Study Music, Choir and Piano Theory

This enhances your musicality thus improving your chances of passing an audition. Also, it would be wise to take voice and dance lessons during your free time to improve your readiness. Even if you’ve never been to a dance class before, a few months of such a class can be really helpful.

See As Much Musical Theatre As You Can

The more you see, the more you will learn, suggests Kenneth Avery Clark from AMTA one of the top Musical Theatre schools in London

How Do You Maximize Your Chances Of Being Accepted Into A Musical Theatre Program?

There is no denying the fact that admission depends on a successful audition. Therefore, it is important to be thoroughly prepared and do your best during the audition. A successful audition starts with careful material selection. That being said, here are a few tips on that:

Choose a material that best suits you. Don’t try to impress the judges with your worldliness. So, choose monologues and songs that best fit your emotional, chronological as well as experiential age. Also, it’s best to go with a piece you can really do well. Keep in mind that something you love isn’t necessarily the same thing that you perform really well at.

Choose two songs and a monologue, which will act as your introduction. Keep in mind that we are looking for people who will be committed and who will be able to put a significant effort over the next four years.

The audition songs do not have to be every repeat and so, pay careful attention to the editing of your pieces. Ideally, the monologue should not exceed a minute.
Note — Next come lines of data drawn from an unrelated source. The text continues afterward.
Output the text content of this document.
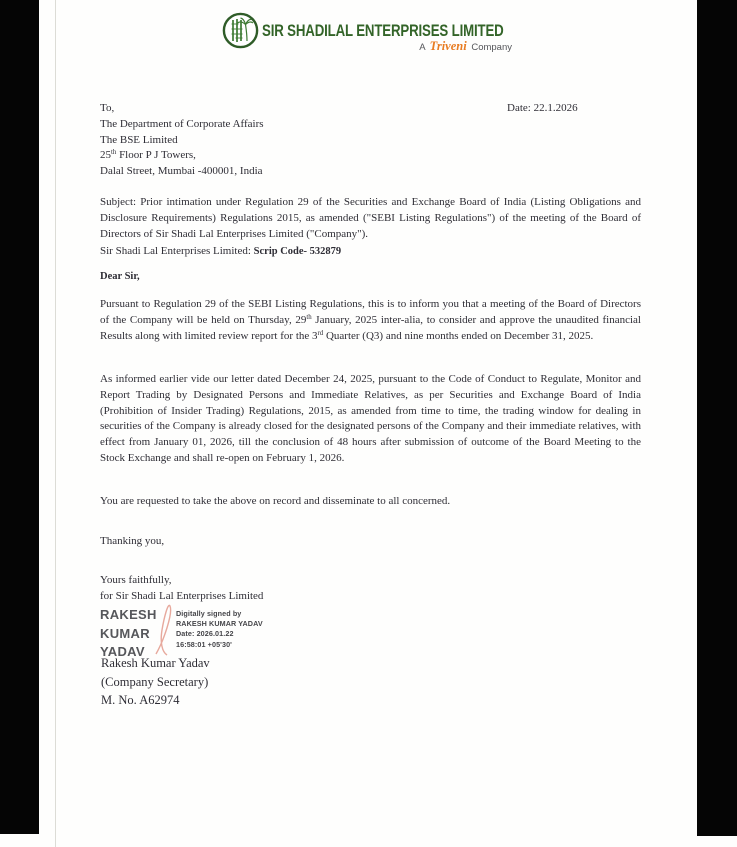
SIR SHADILAL ENTERPRISES LIMITED
A Triveni Company
Date: 22.1.2026
To,
The Department of Corporate Affairs
The BSE Limited
25th Floor P J Towers,
Dalal Street, Mumbai -400001, India
Subject: Prior intimation under Regulation 29 of the Securities and Exchange Board of India (Listing Obligations and Disclosure Requirements) Regulations 2015, as amended ("SEBI Listing Regulations") of the meeting of the Board of Directors of Sir Shadi Lal Enterprises Limited ("Company").
Sir Shadi Lal Enterprises Limited: Scrip Code- 532879
Dear Sir,
Pursuant to Regulation 29 of the SEBI Listing Regulations, this is to inform you that a meeting of the Board of Directors of the Company will be held on Thursday, 29th January, 2025 inter-alia, to consider and approve the unaudited financial Results along with limited review report for the 3rd Quarter (Q3) and nine months ended on December 31, 2025.
As informed earlier vide our letter dated December 24, 2025, pursuant to the Code of Conduct to Regulate, Monitor and Report Trading by Designated Persons and Immediate Relatives, as per Securities and Exchange Board of India (Prohibition of Insider Trading) Regulations, 2015, as amended from time to time, the trading window for dealing in securities of the Company is already closed for the designated persons of the Company and their immediate relatives, with effect from January 01, 2026, till the conclusion of 48 hours after submission of outcome of the Board Meeting to the Stock Exchange and shall re-open on February 1, 2026.
You are requested to take the above on record and disseminate to all concerned.
Thanking you,
Yours faithfully,
for Sir Shadi Lal Enterprises Limited
RAKESH
KUMAR
YADAV
Digitally signed by
RAKESH KUMAR YADAV
Date: 2026.01.22
16:58:01 +05'30'
Rakesh Kumar Yadav
(Company Secretary)
M. No. A62974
One song has to be written before the 70’s and the ballad should demonstrate the various aspects of your performance power.

Ideally, look for a way to rehearse with a person who can play the pieces that you choose. Singing for the first time with an accompanist tends to be frightening for many, and so, it’s best to rehearse as much as possible.

Finally, be dedicated to practice and go until even after you master your pieces. Remember that the key to perfection is practice, and this will determine your success at the audition.